Simple Regression Model: Predicting Revenue Based on Spend
simple_model <- lm(as.numeric(revenue) ~ as.numeric(spend), data = data)
simple_summary <- summary(simple_model)
simple_summary
##
## Call:
## lm(formula = as.numeric(revenue) ~ as.numeric(spend), data = data)
##
## Residuals:
## Min 1Q Median 3Q Max
## -145.210 -54.647 1.117 67.780 149.476
##
## Coefficients:
## Estimate Std. Error t value Pr(>|t|)
## (Intercept) 10.9397 37.9668 0.288 0.775
## as.numeric(spend) 4.8066 0.7775 6.182 1.31e-06 ***
## ---
## Signif. codes: 0 '***' 0.001 '**' 0.01 '*' 0.05 '.' 0.1 ' ' 1
##
## Residual standard error: 86.71 on 27 degrees of freedom
## Multiple R-squared: 0.586, Adjusted R-squared: 0.5707
## F-statistic: 38.22 on 1 and 27 DF, p-value: 1.311e-06
Interpretation & Managerial Recommendations
- The coefficient for Spend should be positive,
indicating that increasing spending leads to higher revenue.

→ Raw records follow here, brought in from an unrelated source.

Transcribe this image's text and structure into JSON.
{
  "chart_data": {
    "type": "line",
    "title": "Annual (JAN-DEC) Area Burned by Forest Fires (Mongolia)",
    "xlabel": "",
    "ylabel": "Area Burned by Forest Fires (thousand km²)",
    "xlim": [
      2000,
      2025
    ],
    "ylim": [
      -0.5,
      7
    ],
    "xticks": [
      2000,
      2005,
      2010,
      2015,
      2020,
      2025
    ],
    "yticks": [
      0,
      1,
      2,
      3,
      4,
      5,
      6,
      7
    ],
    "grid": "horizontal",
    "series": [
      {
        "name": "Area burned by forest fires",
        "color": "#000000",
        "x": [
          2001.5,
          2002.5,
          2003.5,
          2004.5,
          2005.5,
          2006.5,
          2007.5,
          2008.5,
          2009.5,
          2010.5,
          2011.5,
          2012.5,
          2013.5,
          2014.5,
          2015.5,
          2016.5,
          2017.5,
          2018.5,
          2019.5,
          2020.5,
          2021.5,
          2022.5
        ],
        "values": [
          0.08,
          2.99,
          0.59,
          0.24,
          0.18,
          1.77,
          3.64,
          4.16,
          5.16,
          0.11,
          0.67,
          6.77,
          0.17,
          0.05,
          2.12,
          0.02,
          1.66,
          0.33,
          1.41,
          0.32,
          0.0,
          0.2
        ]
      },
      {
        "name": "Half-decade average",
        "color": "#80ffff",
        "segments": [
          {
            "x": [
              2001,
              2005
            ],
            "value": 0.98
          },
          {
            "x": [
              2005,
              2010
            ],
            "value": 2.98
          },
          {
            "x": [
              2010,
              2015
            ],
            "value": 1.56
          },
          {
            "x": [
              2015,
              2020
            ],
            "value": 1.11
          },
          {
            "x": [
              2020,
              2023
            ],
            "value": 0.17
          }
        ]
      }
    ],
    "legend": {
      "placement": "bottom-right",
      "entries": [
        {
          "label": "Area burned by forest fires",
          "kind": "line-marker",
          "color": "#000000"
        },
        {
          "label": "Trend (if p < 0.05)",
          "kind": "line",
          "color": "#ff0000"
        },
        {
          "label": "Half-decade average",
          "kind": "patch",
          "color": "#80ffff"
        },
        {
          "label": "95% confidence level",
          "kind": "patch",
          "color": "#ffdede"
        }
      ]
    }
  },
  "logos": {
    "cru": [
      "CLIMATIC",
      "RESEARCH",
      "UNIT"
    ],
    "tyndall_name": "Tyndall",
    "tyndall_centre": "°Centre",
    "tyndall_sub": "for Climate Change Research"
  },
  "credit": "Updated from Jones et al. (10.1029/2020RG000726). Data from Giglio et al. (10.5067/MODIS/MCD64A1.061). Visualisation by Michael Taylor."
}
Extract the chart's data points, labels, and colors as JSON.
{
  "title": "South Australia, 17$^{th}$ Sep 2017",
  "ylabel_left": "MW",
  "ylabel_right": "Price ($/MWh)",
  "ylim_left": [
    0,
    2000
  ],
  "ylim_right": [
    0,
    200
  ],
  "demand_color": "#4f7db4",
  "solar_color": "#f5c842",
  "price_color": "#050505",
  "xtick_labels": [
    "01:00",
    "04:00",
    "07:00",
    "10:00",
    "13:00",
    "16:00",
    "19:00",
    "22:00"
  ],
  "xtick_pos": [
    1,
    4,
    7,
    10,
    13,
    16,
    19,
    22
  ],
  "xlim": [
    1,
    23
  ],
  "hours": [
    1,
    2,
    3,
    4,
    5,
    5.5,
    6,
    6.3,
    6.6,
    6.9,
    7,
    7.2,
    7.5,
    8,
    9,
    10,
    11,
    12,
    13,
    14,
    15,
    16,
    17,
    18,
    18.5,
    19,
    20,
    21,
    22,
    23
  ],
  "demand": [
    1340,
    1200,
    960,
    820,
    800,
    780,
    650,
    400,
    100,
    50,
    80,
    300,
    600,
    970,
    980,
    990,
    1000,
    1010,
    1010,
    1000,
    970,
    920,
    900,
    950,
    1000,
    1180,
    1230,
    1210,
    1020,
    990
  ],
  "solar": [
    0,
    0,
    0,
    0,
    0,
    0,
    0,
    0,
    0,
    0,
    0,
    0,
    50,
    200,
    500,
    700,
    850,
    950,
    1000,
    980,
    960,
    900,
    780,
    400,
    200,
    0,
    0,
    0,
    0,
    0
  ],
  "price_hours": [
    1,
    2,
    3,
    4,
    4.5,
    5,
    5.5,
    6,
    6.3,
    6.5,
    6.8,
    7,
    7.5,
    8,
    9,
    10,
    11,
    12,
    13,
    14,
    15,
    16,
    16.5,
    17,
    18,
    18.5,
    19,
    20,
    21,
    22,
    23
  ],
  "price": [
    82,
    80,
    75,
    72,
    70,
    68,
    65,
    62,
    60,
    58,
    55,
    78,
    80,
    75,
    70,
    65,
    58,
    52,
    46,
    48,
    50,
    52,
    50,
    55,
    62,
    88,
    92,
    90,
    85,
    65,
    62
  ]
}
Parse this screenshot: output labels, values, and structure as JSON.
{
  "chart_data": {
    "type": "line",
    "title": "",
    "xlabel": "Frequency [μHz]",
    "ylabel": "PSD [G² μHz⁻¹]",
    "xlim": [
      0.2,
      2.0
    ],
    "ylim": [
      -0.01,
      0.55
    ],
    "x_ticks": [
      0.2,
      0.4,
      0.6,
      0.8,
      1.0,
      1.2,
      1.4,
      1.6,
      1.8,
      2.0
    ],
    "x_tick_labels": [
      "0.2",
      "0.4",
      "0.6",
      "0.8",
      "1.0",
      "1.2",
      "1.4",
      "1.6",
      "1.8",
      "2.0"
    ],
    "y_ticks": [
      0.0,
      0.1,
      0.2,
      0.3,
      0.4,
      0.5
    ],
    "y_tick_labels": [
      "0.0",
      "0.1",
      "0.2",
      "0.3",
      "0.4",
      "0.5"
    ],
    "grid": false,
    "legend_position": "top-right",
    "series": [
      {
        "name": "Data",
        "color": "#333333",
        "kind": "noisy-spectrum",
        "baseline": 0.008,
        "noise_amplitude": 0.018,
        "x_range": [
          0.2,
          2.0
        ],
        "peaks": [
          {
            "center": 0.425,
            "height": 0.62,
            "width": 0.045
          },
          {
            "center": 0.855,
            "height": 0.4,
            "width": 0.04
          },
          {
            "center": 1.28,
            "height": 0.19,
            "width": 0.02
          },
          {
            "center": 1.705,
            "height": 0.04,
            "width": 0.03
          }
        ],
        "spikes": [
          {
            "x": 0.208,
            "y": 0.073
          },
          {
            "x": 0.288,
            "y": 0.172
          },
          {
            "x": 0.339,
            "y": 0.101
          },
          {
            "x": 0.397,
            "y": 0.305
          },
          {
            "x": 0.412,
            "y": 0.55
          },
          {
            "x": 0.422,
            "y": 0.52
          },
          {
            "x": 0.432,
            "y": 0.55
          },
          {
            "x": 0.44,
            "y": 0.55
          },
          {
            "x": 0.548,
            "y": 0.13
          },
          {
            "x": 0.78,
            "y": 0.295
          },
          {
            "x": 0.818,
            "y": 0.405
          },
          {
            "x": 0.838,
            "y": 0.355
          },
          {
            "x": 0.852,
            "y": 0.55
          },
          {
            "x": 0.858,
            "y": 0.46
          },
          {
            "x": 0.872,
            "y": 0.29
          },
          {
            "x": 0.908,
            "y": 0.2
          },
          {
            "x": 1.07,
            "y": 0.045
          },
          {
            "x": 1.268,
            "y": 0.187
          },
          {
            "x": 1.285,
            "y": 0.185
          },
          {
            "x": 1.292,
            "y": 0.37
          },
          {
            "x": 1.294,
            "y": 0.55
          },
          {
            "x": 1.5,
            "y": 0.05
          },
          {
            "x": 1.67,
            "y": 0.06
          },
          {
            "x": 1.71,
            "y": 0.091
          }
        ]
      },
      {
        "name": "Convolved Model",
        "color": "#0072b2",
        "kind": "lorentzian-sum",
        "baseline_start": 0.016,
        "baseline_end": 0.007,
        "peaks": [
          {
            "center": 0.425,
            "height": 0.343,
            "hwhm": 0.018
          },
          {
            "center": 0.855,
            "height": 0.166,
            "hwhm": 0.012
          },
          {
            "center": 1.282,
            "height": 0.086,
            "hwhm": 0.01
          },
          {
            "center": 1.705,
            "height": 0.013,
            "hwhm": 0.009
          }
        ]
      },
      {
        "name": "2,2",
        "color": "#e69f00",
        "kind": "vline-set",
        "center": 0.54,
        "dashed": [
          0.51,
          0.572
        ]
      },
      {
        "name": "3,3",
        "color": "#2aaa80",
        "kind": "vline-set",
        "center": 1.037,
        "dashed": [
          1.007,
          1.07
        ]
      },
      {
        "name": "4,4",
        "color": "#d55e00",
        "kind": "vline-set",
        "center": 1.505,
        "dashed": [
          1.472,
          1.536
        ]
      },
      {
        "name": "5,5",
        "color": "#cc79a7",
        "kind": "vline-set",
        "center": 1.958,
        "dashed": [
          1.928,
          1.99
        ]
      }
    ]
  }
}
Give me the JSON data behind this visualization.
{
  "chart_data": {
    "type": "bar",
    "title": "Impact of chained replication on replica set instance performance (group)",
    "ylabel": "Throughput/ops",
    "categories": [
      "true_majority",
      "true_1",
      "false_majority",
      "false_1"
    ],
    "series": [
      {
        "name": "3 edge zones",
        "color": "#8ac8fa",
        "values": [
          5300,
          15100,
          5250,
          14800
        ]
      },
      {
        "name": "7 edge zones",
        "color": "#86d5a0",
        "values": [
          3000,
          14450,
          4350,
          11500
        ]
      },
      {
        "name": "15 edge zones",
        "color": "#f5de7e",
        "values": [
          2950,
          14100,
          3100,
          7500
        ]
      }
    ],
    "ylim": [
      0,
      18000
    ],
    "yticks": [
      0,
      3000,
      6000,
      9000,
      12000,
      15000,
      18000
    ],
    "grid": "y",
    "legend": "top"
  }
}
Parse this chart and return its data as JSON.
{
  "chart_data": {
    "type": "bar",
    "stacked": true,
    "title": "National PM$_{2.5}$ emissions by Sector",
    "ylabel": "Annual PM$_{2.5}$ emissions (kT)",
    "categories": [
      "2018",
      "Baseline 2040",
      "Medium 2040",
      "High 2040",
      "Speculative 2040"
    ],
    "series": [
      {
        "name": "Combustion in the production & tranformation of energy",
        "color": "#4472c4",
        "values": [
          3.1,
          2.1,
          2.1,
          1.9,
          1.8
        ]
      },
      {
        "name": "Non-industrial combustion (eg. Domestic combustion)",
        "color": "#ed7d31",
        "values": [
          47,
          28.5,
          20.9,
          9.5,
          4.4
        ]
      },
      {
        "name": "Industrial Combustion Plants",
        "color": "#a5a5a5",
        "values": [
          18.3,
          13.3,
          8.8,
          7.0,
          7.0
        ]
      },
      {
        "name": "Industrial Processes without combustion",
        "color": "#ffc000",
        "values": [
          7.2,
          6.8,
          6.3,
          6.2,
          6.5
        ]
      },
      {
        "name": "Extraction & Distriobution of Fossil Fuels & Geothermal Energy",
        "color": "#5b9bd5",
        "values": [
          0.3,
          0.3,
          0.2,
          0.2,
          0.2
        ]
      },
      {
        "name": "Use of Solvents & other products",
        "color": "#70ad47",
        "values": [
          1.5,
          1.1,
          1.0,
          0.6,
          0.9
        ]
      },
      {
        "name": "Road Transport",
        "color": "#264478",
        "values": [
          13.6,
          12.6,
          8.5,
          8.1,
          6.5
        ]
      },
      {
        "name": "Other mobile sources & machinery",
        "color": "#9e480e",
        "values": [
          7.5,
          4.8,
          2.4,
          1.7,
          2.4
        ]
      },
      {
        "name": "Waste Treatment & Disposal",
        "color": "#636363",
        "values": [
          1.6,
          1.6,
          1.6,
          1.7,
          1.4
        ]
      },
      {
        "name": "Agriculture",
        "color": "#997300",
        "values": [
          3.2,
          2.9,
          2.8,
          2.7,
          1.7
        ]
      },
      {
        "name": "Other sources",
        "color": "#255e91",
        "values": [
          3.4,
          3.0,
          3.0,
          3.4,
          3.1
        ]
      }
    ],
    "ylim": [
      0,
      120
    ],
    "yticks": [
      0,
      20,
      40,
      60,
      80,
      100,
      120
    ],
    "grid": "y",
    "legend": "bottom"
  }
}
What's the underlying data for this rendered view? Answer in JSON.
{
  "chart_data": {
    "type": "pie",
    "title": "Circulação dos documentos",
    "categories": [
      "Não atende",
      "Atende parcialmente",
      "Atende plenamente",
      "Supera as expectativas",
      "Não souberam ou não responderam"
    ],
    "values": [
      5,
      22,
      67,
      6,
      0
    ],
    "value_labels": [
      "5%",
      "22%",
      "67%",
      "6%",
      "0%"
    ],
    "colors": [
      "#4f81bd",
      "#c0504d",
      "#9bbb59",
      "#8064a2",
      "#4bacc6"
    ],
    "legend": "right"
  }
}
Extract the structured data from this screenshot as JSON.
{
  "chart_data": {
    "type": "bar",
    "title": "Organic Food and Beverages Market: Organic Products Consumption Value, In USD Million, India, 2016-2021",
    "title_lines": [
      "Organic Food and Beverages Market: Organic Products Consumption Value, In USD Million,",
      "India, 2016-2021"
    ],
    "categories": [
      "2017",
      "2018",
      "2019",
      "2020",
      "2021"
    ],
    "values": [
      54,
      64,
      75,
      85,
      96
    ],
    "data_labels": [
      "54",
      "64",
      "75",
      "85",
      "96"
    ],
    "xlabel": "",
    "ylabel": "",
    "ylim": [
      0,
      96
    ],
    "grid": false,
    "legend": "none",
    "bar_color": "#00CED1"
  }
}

- If the p-value is significant (<0.05), this confirms a strong
relationship between Spend and
Revenue.
- Managers should allocate more budget toward spending but assess the
diminishing returns to ensure cost efficiency.
Multiple Regression Model: Predicting Revenue Based on Spend and
Display Campaign
multi_model <- lm(as.numeric(revenue) ~ as.numeric(spend) + as.factor(display), data = data)
multi_summary <- summary(multi_model)
multi_summary
##
## Call:
## lm(formula = as.numeric(revenue) ~ as.numeric(spend) + as.factor(display),
## data = data)
##
## Residuals:
## Min 1Q Median 3Q Max
## -176.730 -35.020 8.661 56.440 129.231
##
## Coefficients:
## Estimate Std. Error t value Pr(>|t|)
## (Intercept) -50.8612 40.3336 -1.261 0.21850
## as.numeric(spend) 5.5473 0.7415 7.482 6.07e-08 ***
## as.factor(display)1 93.5856 33.1910 2.820 0.00908 **
## ---
## Signif. codes: 0 '***' 0.001 '**' 0.01 '*' 0.05 '.' 0.1 ' ' 1
##
## Residual standard error: 77.33 on 26 degrees of freedom
## Multiple R-squared: 0.6829, Adjusted R-squared: 0.6586
## F-statistic: 28 on 2 and 26 DF, p-value: 3.271e-07
Interpretation & Managerial Recommendations
- If Display has a significant p-value, it indicates
that running a display campaign positively affects revenue.
- If the adjusted R² improves compared to the simple model, adding
Display helps explain revenue variability.
- Managers should run display campaigns strategically, ensuring they
enhance rather than merely increase ad spend.
Conclusion
- Spend is a key predictor of revenue, confirming our
hypothesis.
- Display campaigns may enhance revenue but should be
used efficiently based on ROI analysis.
- Further analysis could include interaction effects or time-based
trends to refine marketing decisions.